A new customer opened an account three days ago with minimal information (name and email only). Today, they attempted to deposit €50,000 in cash using a third-party payment processor.

When prompted by the automated system to complete identity verification, the customer contacted support and stated: "I value my privacy. Cryptocurrency is supposed to be anonymous. I should not need to provide government documents to use my own money."

The customer claims the funds are from selling a family business (cash-intensive restaurant) and wants to "invest in Bitcoin before the price goes up."

Potential Red Flags:
  • Large transaction immediately after account opening
  • Refusal to complete KYC verification
  • Cash-intensive source of funds (restaurant)
  • Privacy-focused language suggesting possible awareness of regulations
KYC AML
Your Decision: Should you approve this deposit, flag it for enhanced review, or reject it? What regulatory provisions apply?
Scenario 2
High Difficulty
Withdrawal to Sanctioned Jurisdiction
Customer ID:
US-18432
Account Age:
2 years (established customer)
Location:
New York, USA
Transaction Type:
Cryptocurrency withdrawal
Amount:
$125,000 (85 ETH)

An established customer with a verified account and clean transaction history requests withdrawal of 85 ETH (valued at $125,000) to an external wallet address.

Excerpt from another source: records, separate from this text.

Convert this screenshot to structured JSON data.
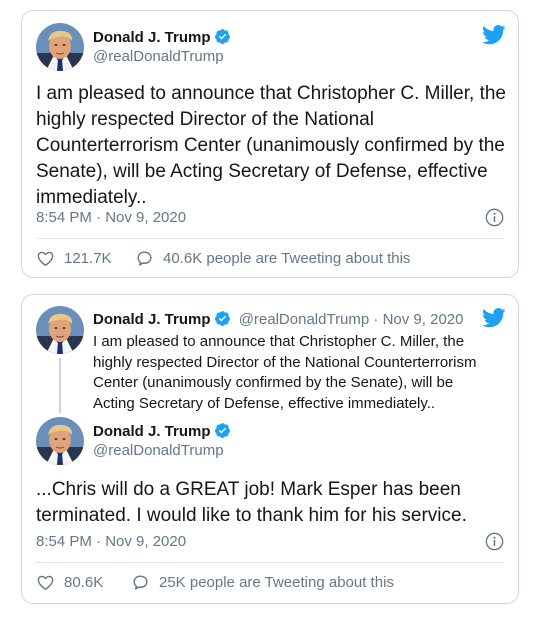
{
  "tweets": [
    {
      "author_name": "Donald J. Trump",
      "author_handle": "@realDonaldTrump",
      "text": "I am pleased to announce that Christopher C. Miller, the highly respected Director of the National Counterterrorism Center (unanimously confirmed by the Senate), will be Acting Secretary of Defense, effective immediately..",
      "timestamp": "8:54 PM · Nov 9, 2020",
      "likes": "121.7K",
      "tweeting_about": "40.6K people are Tweeting about this"
    },
    {
      "parent": {
        "author_name": "Donald J. Trump",
        "author_handle": "@realDonaldTrump",
        "separator": " · ",
        "date": "Nov 9, 2020",
        "text": "I am pleased to announce that Christopher C. Miller, the highly respected Director of the National Counterterrorism Center (unanimously confirmed by the Senate), will be Acting Secretary of Defense, effective immediately.."
      },
      "author_name": "Donald J. Trump",
      "author_handle": "@realDonaldTrump",
      "text": "...Chris will do a GREAT job! Mark Esper has been terminated. I would like to thank him for his service.",
      "timestamp": "8:54 PM · Nov 9, 2020",
      "likes": "80.6K",
      "tweeting_about": "25K people are Tweeting about this"
    }
  ],
  "colors": {
    "twitter_blue": "#1da1f2",
    "verified_blue": "#1da1f2",
    "text_primary": "#14171a",
    "text_secondary": "#657786",
    "border": "#cfd9de"
  },
  "icons": [
    "twitter-bird-icon",
    "verified-badge-icon",
    "info-icon",
    "heart-icon",
    "speech-bubble-icon"
  ]
}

Your blockchain analytics tool flags that the destination wallet has received funds from mixers and has interacted with wallets located in Iran. The most recent deposit to this wallet came from an Iranian exchange 48 hours ago.

The customer states: "This is a business partner's wallet. We're working on a DeFi project together. He's Iranian but lives in Dubai now. The wallet might have Iranian connections but that's just where he used to trade."

Potential Red Flags:
  • Destination wallet linked to sanctioned jurisdiction (Iran - OFAC sanctions)
  • Recent interaction with Iranian exchange
  • Mixer usage in destination wallet history
  • Claim of relocation to Dubai (common sanctions evasion pattern)
Sanctions AML Jurisdictional
Your Decision: Can you process this withdrawal? What additional verification would you require? What are the OFAC implications?
Scenario 3
Medium Difficulty
Suspicious Transaction Pattern - Volume Spike
Customer ID:
NL-54281
Account Age:
8 months
Location:
Amsterdam, Netherlands
Occupation:
Freelance graphic designer (self-reported)
Typical Monthly Volume:
€2,000 - €3,500
Current Week Volume:
€38,000 (12x normal)

For the past 8 months, this customer has maintained a consistent pattern: deposits of €400-700 every week (presumably freelance payments), occasional small trades between EUR and BTC, and monthly withdrawals averaging €2,000.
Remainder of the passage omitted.